Undicisettembre: So you did not see Tower 1 collapse?

Krista Salvatore: No, I didn't see it collapse because I was far enough away that I could not actually see it but we heard it and everyone understood what was happening.


Undicisettembre: How long did it take you to get back to normalcy after 9/11?

Krista Salvatore: A really long time, it was tough. I lived in Florida at the time and I wasn't with a group of people where I could have a support system or other people who had gone through the same thing. When I got back to Florida everyone was treating we differently like I was the girl from the World Trade Center, everyone looked at me and they kind of tiptoed around me and I felt like the treated me differently. And I had a lot of guilt, that was the hardest part for me. I had a lot of guilt. I was 22, single, I had no family, I didn't have people who relied on me; it was hard for me that so many people who didn't make it out of there alive had kids and family members that they supported. It was hard for me to hear people say everything happened for a reason there were many people in the upper floors who didn't make and it made no sense to me.


Undicisettembre: What are your thought about the firefighters who went into the Towers risking their own lives to save others?

Krista Salvatore: They are absolute heroes! There are no other ways to describe them, they knew while going in that they were not going to make it out. When my building was hit there were so many firefighters going up, they were doing all that they could to save lives and they were giving their own for that.


Undicisettembre: Did you suffer from Post Traumatic Stress?

Krista Salvatore: I did. I went to see a counselor for a little while, I was depressed which was hard because people expected me to be grateful that I was okay but I was depressed because I had a lot of guilt.

It took me a good year to get back to myself, I still think about it everyday. I think that now I'm grateful that I have kids and a legacy. I still think about it.

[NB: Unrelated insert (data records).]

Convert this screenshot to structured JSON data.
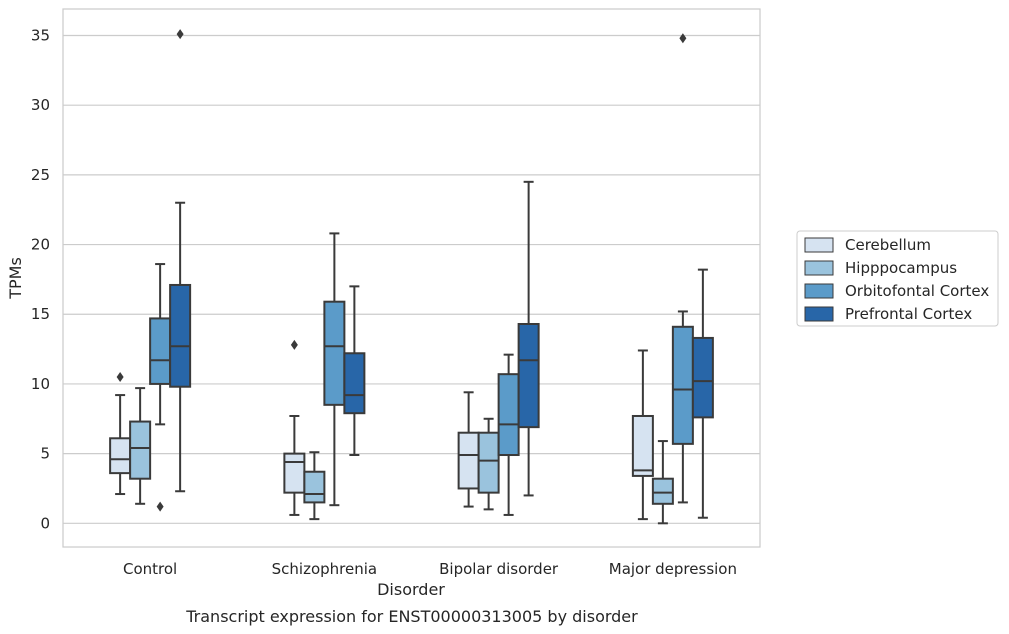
{
  "chart_data": {
    "type": "box",
    "title": "",
    "caption": "Transcript expression for ENST00000313005 by disorder",
    "xlabel": "Disorder",
    "ylabel": "TPMs",
    "ylim": [
      -1.7,
      36.9
    ],
    "yticks": [
      0,
      5,
      10,
      15,
      20,
      25,
      30,
      35
    ],
    "grid": "horizontal",
    "legend_placement": "right",
    "categories": [
      "Control",
      "Schizophrenia",
      "Bipolar disorder",
      "Major depression"
    ],
    "series": [
      {
        "name": "Cerebellum",
        "color": "#d6e3f1",
        "boxes": [
          {
            "whisker_low": 2.1,
            "q1": 3.6,
            "median": 4.6,
            "q3": 6.1,
            "whisker_high": 9.2,
            "outliers": [
              10.5
            ]
          },
          {
            "whisker_low": 0.6,
            "q1": 2.2,
            "median": 4.4,
            "q3": 5.0,
            "whisker_high": 7.7,
            "outliers": [
              12.8
            ]
          },
          {
            "whisker_low": 1.2,
            "q1": 2.5,
            "median": 4.9,
            "q3": 6.5,
            "whisker_high": 9.4,
            "outliers": []
          },
          {
            "whisker_low": 0.3,
            "q1": 3.4,
            "median": 3.8,
            "q3": 7.7,
            "whisker_high": 12.4,
            "outliers": []
          }
        ]
      },
      {
        "name": "Hipppocampus",
        "color": "#9ac3dd",
        "boxes": [
          {
            "whisker_low": 1.4,
            "q1": 3.2,
            "median": 5.4,
            "q3": 7.3,
            "whisker_high": 9.7,
            "outliers": []
          },
          {
            "whisker_low": 0.3,
            "q1": 1.5,
            "median": 2.1,
            "q3": 3.7,
            "whisker_high": 5.1,
            "outliers": []
          },
          {
            "whisker_low": 1.0,
            "q1": 2.2,
            "median": 4.5,
            "q3": 6.5,
            "whisker_high": 7.5,
            "outliers": []
          },
          {
            "whisker_low": 0.0,
            "q1": 1.4,
            "median": 2.2,
            "q3": 3.2,
            "whisker_high": 5.9,
            "outliers": []
          }
        ]
      },
      {
        "name": "Orbitofontal Cortex",
        "color": "#5b9bc9",
        "boxes": [
          {
            "whisker_low": 7.1,
            "q1": 10.0,
            "median": 11.7,
            "q3": 14.7,
            "whisker_high": 18.6,
            "outliers": [
              1.2
            ]
          },
          {
            "whisker_low": 1.3,
            "q1": 8.5,
            "median": 12.7,
            "q3": 15.9,
            "whisker_high": 20.8,
            "outliers": []
          },
          {
            "whisker_low": 0.6,
            "q1": 4.9,
            "median": 7.1,
            "q3": 10.7,
            "whisker_high": 12.1,
            "outliers": []
          },
          {
            "whisker_low": 1.5,
            "q1": 5.7,
            "median": 9.6,
            "q3": 14.1,
            "whisker_high": 15.2,
            "outliers": [
              34.8
            ]
          }
        ]
      },
      {
        "name": "Prefrontal Cortex",
        "color": "#2866a8",
        "boxes": [
          {
            "whisker_low": 2.3,
            "q1": 9.8,
            "median": 12.7,
            "q3": 17.1,
            "whisker_high": 23.0,
            "outliers": [
              35.1
            ]
          },
          {
            "whisker_low": 4.9,
            "q1": 7.9,
            "median": 9.2,
            "q3": 12.2,
            "whisker_high": 17.0,
            "outliers": []
          },
          {
            "whisker_low": 2.0,
            "q1": 6.9,
            "median": 11.7,
            "q3": 14.3,
            "whisker_high": 24.5,
            "outliers": []
          },
          {
            "whisker_low": 0.4,
            "q1": 7.6,
            "median": 10.2,
            "q3": 13.3,
            "whisker_high": 18.2,
            "outliers": []
          }
        ]
      }
    ]
  }
}
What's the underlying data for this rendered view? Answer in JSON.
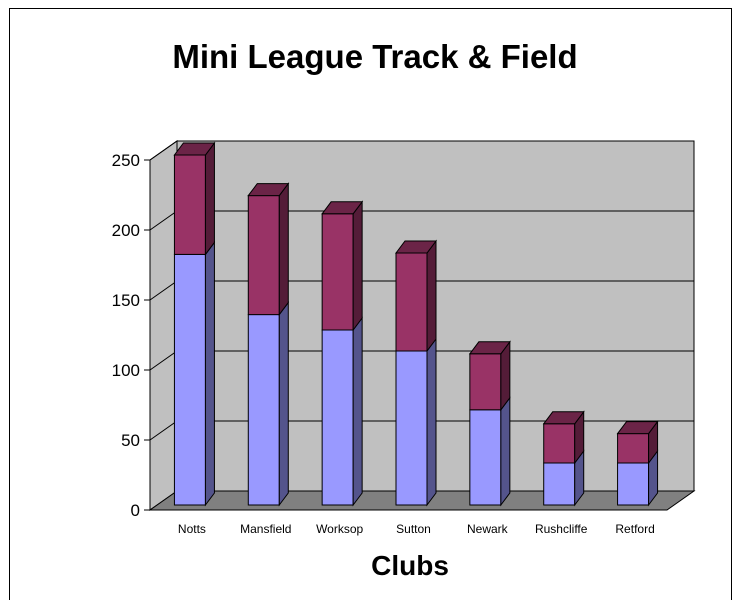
{
  "chart_data": {
    "type": "bar",
    "stacked": true,
    "three_d": true,
    "title": "Mini League Track & Field",
    "xlabel": "Clubs",
    "ylabel": "",
    "categories": [
      "Notts",
      "Mansfield",
      "Worksop",
      "Sutton",
      "Newark",
      "Rushcliffe",
      "Retford"
    ],
    "series": [
      {
        "values": [
          179,
          136,
          125,
          110,
          68,
          30,
          30
        ],
        "color": "#9999ff"
      },
      {
        "values": [
          71,
          85,
          83,
          70,
          40,
          28,
          21
        ],
        "color": "#993366"
      }
    ],
    "ylim": [
      0,
      250
    ],
    "yticks": [
      0,
      50,
      100,
      150,
      200,
      250
    ],
    "grid": true,
    "legend": "none",
    "wall_color": "#c0c0c0",
    "floor_color": "#808080"
  }
}
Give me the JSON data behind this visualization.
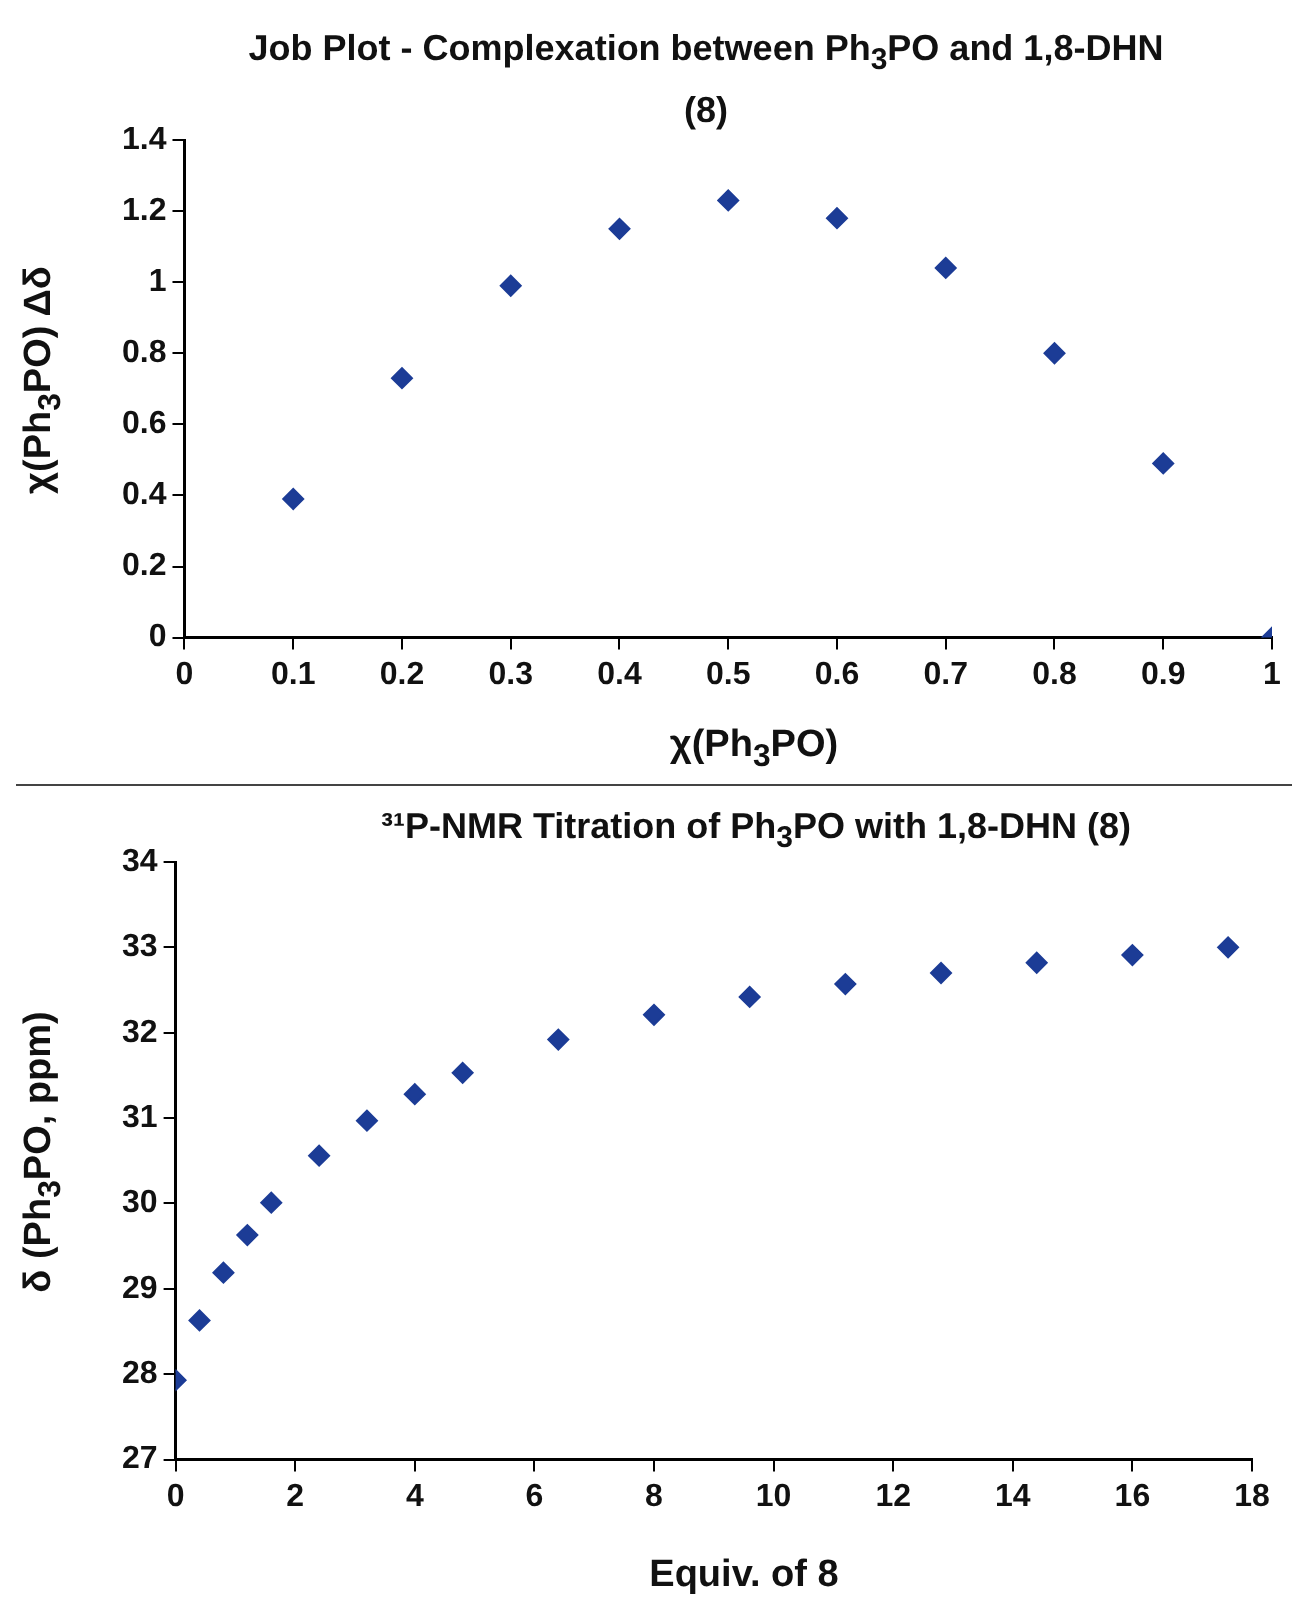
{
  "chart_data": [
    {
      "type": "scatter",
      "title": "Job Plot - Complexation between Ph$_{3}$PO and 1,8-DHN (8)",
      "xlabel": "χ(Ph$_{3}$PO)",
      "ylabel": "χ(Ph$_{3}$PO) Δδ",
      "x": [
        0.1,
        0.2,
        0.3,
        0.4,
        0.5,
        0.6,
        0.7,
        0.8,
        0.9,
        1
      ],
      "values": [
        0.39,
        0.73,
        0.99,
        1.15,
        1.23,
        1.18,
        1.04,
        0.8,
        0.49,
        0
      ],
      "color": "#1c3c96",
      "marker": "diamond",
      "xlim": [
        0,
        1
      ],
      "xticks": [
        0,
        0.1,
        0.2,
        0.3,
        0.4,
        0.5,
        0.6,
        0.7,
        0.8,
        0.9,
        1
      ],
      "ylim": [
        0,
        1.4
      ],
      "yticks": [
        0,
        0.2,
        0.4,
        0.6,
        0.8,
        1,
        1.2,
        1.4
      ],
      "grid": false
    },
    {
      "type": "scatter",
      "title": "³¹P-NMR Titration of Ph$_{3}$PO with 1,8-DHN (8)",
      "xlabel": "Equiv. of 8",
      "ylabel": "δ (Ph$_{3}$PO, ppm)",
      "x": [
        0,
        0.4,
        0.8,
        1.2,
        1.6,
        2.4,
        3.2,
        4,
        4.8,
        6.4,
        8,
        9.6,
        11.2,
        12.8,
        14.4,
        16,
        17.6
      ],
      "values": [
        27.93,
        28.63,
        29.19,
        29.63,
        30.01,
        30.56,
        30.97,
        31.28,
        31.53,
        31.92,
        32.21,
        32.42,
        32.57,
        32.7,
        32.82,
        32.91,
        33.0
      ],
      "color": "#1c3c96",
      "marker": "diamond",
      "xlim": [
        0,
        18
      ],
      "xticks": [
        0,
        2,
        4,
        6,
        8,
        10,
        12,
        14,
        16,
        18
      ],
      "ylim": [
        27,
        34
      ],
      "yticks": [
        27,
        28,
        29,
        30,
        31,
        32,
        33,
        34
      ],
      "grid": false
    }
  ]
}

Some days when I see certain things it's harder than others, but again it took me a good year to really get back to myself.


Undicisettembre: How does 9/11 affect your everyday life?

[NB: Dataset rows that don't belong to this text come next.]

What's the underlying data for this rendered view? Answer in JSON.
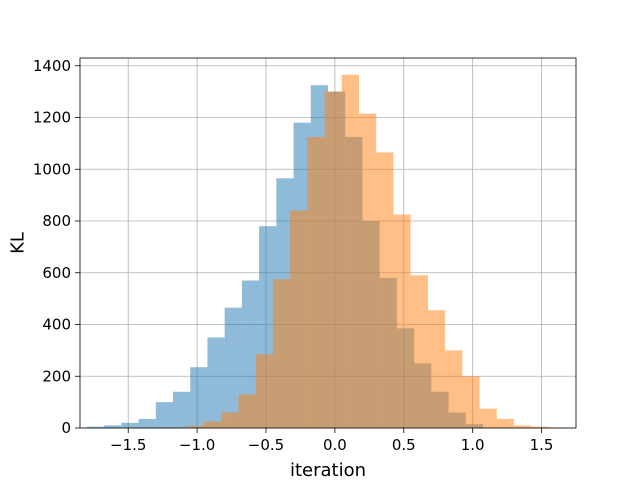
{
  "chart_data": {
    "type": "histogram",
    "title": "",
    "xlabel": "iteration",
    "ylabel": "KL",
    "xlim": [
      -1.85,
      1.75
    ],
    "ylim": [
      0,
      1430
    ],
    "grid": true,
    "legend": "none",
    "x_ticks": [
      -1.5,
      -1.0,
      -0.5,
      0.0,
      0.5,
      1.0,
      1.5
    ],
    "x_tick_labels": [
      "−1.5",
      "−1.0",
      "−0.5",
      "0.0",
      "0.5",
      "1.0",
      "1.5"
    ],
    "y_ticks": [
      0,
      200,
      400,
      600,
      800,
      1000,
      1200,
      1400
    ],
    "y_tick_labels": [
      "0",
      "200",
      "400",
      "600",
      "800",
      "1000",
      "1200",
      "1400"
    ],
    "series": [
      {
        "color": "#1f77b4",
        "opacity": 0.5,
        "bin_width": 0.125,
        "bins_start": [
          -1.8,
          -1.675,
          -1.55,
          -1.425,
          -1.3,
          -1.175,
          -1.05,
          -0.925,
          -0.8,
          -0.675,
          -0.55,
          -0.425,
          -0.3,
          -0.175,
          -0.05,
          0.075,
          0.2,
          0.325,
          0.45,
          0.575,
          0.7,
          0.825,
          0.95
        ],
        "values": [
          5,
          10,
          20,
          35,
          100,
          140,
          235,
          350,
          465,
          570,
          780,
          965,
          1180,
          1325,
          1300,
          1125,
          800,
          580,
          385,
          250,
          140,
          60,
          15
        ]
      },
      {
        "color": "#ff7f0e",
        "opacity": 0.5,
        "bin_width": 0.125,
        "bins_start": [
          -1.2,
          -1.075,
          -0.95,
          -0.825,
          -0.7,
          -0.575,
          -0.45,
          -0.325,
          -0.2,
          -0.075,
          0.05,
          0.175,
          0.3,
          0.425,
          0.55,
          0.675,
          0.8,
          0.925,
          1.05,
          1.175,
          1.3,
          1.425,
          1.55
        ],
        "values": [
          2,
          8,
          25,
          60,
          130,
          285,
          575,
          840,
          1125,
          1300,
          1365,
          1215,
          1065,
          825,
          590,
          455,
          300,
          200,
          75,
          35,
          10,
          5,
          2
        ]
      }
    ]
  }
}
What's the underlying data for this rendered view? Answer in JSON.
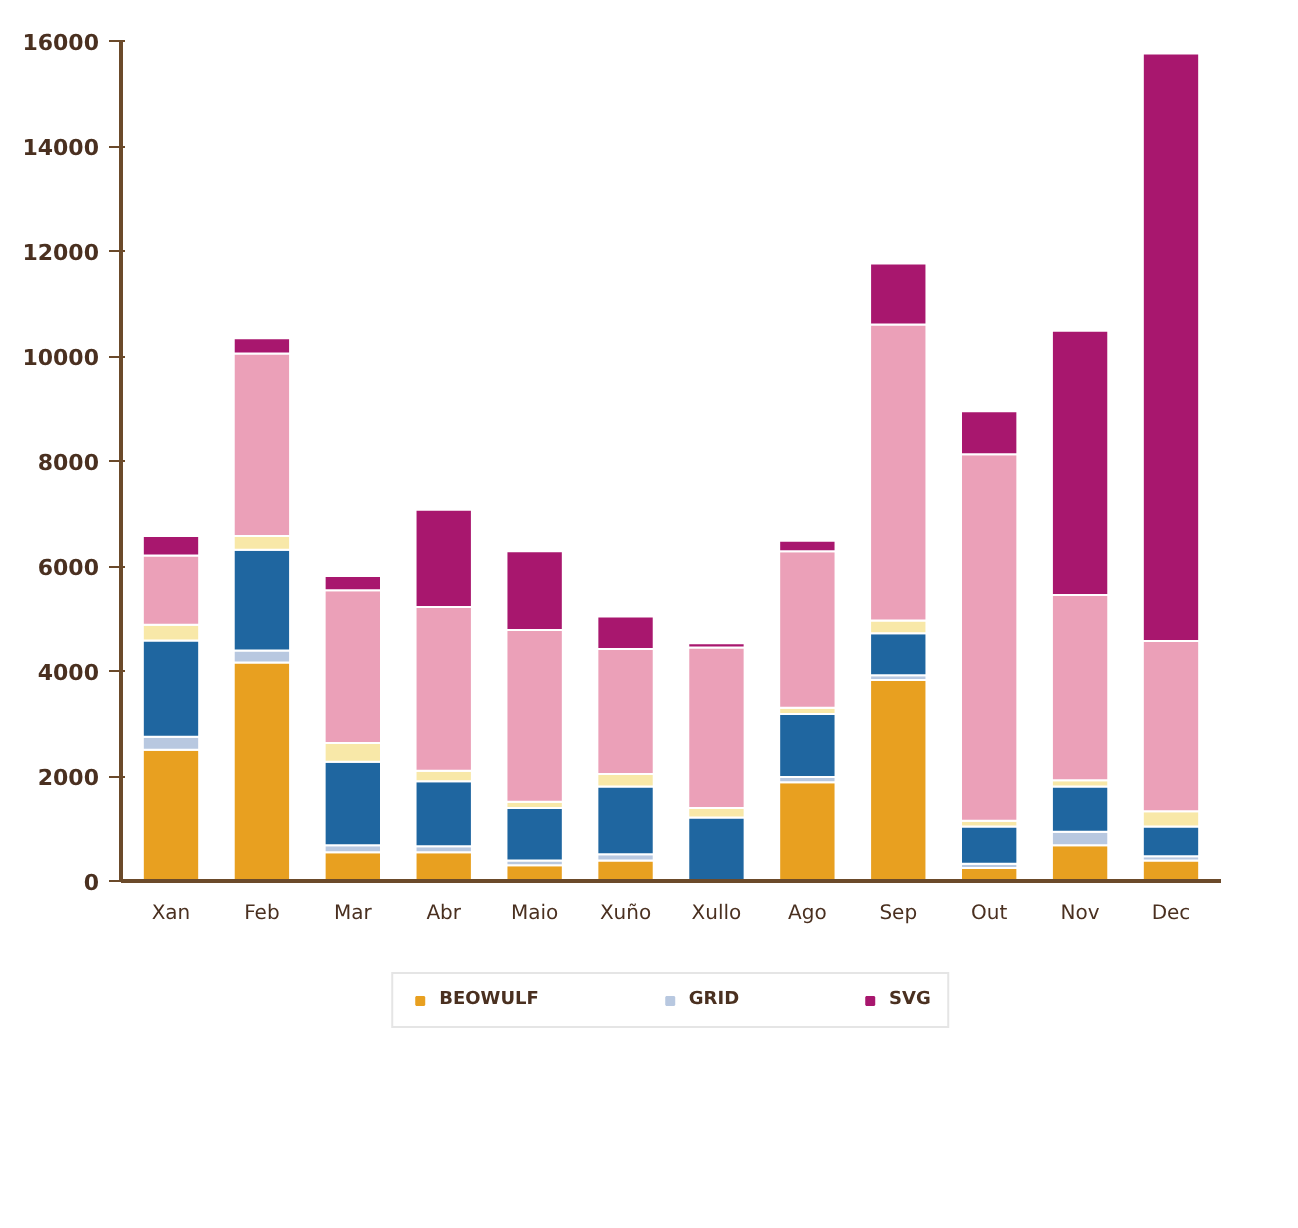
{
  "chart_data": {
    "type": "bar",
    "stacked": true,
    "categories": [
      "Xan",
      "Feb",
      "Mar",
      "Abr",
      "Maio",
      "Xuño",
      "Xullo",
      "Ago",
      "Sep",
      "Out",
      "Nov",
      "Dec"
    ],
    "series": [
      {
        "name": "BEOWULF",
        "color": "#e8a020",
        "values": [
          2500,
          4160,
          550,
          550,
          300,
          390,
          0,
          1880,
          3830,
          250,
          680,
          390
        ]
      },
      {
        "name": "GRID",
        "color": "#b8c8e0",
        "values": [
          250,
          230,
          130,
          110,
          90,
          120,
          0,
          100,
          90,
          80,
          260,
          80
        ]
      },
      {
        "color": "#1f66a0",
        "values": [
          1830,
          1920,
          1590,
          1240,
          1000,
          1290,
          1210,
          1200,
          800,
          710,
          860,
          570
        ]
      },
      {
        "color": "#f8e8a8",
        "values": [
          300,
          260,
          360,
          200,
          120,
          240,
          180,
          120,
          240,
          110,
          120,
          290
        ]
      },
      {
        "color": "#eba0b8",
        "values": [
          1320,
          3480,
          2910,
          3120,
          3270,
          2380,
          3060,
          2980,
          5640,
          6980,
          3530,
          3240
        ]
      },
      {
        "name": "SVG",
        "color": "#a8176e",
        "values": [
          370,
          290,
          270,
          1850,
          1500,
          620,
          80,
          200,
          1160,
          820,
          5030,
          11190
        ]
      }
    ],
    "ylim": [
      0,
      16000
    ],
    "yticks": [
      0,
      2000,
      4000,
      6000,
      8000,
      10000,
      12000,
      14000,
      16000
    ],
    "grid": false,
    "legend": "bottom"
  }
}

Krista Salvatore: I really try to be grateful for little things and not to stress over little things and realize there are people out there fighting to make sure this doesn't happen to us again, that there's never an attack on the US soil again. There are soldiers that are deployed and they are fighting terrorism and I try to be appreciative of that.

Every 9/11 I do a walk with a group of people here in Saint Louis, we walk 21 miles to the Arch [picture on the right shows Salvatore at the 2015 march with her father], which is a monument we have here in Saint Louis, and we all carry flags. We are from 600 to a thousand people and we remember people who died on that day and people who are fighting for us. There are a lot of firefighters and military members who do the walk with us.


Undicisettembre: Have you been to Ground Zero after 9/11?

Krista Salvatore: I went one time in 2003. It was really, really hard. It was very sad.

I really want to go again. When I went it was a construction zone, so it was sad.


Undicisettembre: What do you think about conspiracy theories that claim that 9/11 is an inside job?

Krista Salvatore: I think it's completely bogus. There's no fact to support that.


Undicisettembre: Do you think the nation is still living in fear or has it regained its standing in the World?

Krista Salvatore: I don't think we live in fear, but to be honest it scares me a little bit because I fear we are getting a little complacent. After 9/11 we were on very high alert and we did live in fear for a little while, everyone was supersensitive that anything can potentially be a threat and now we became complacent and it makes me a little bit scared that something like that can happen again.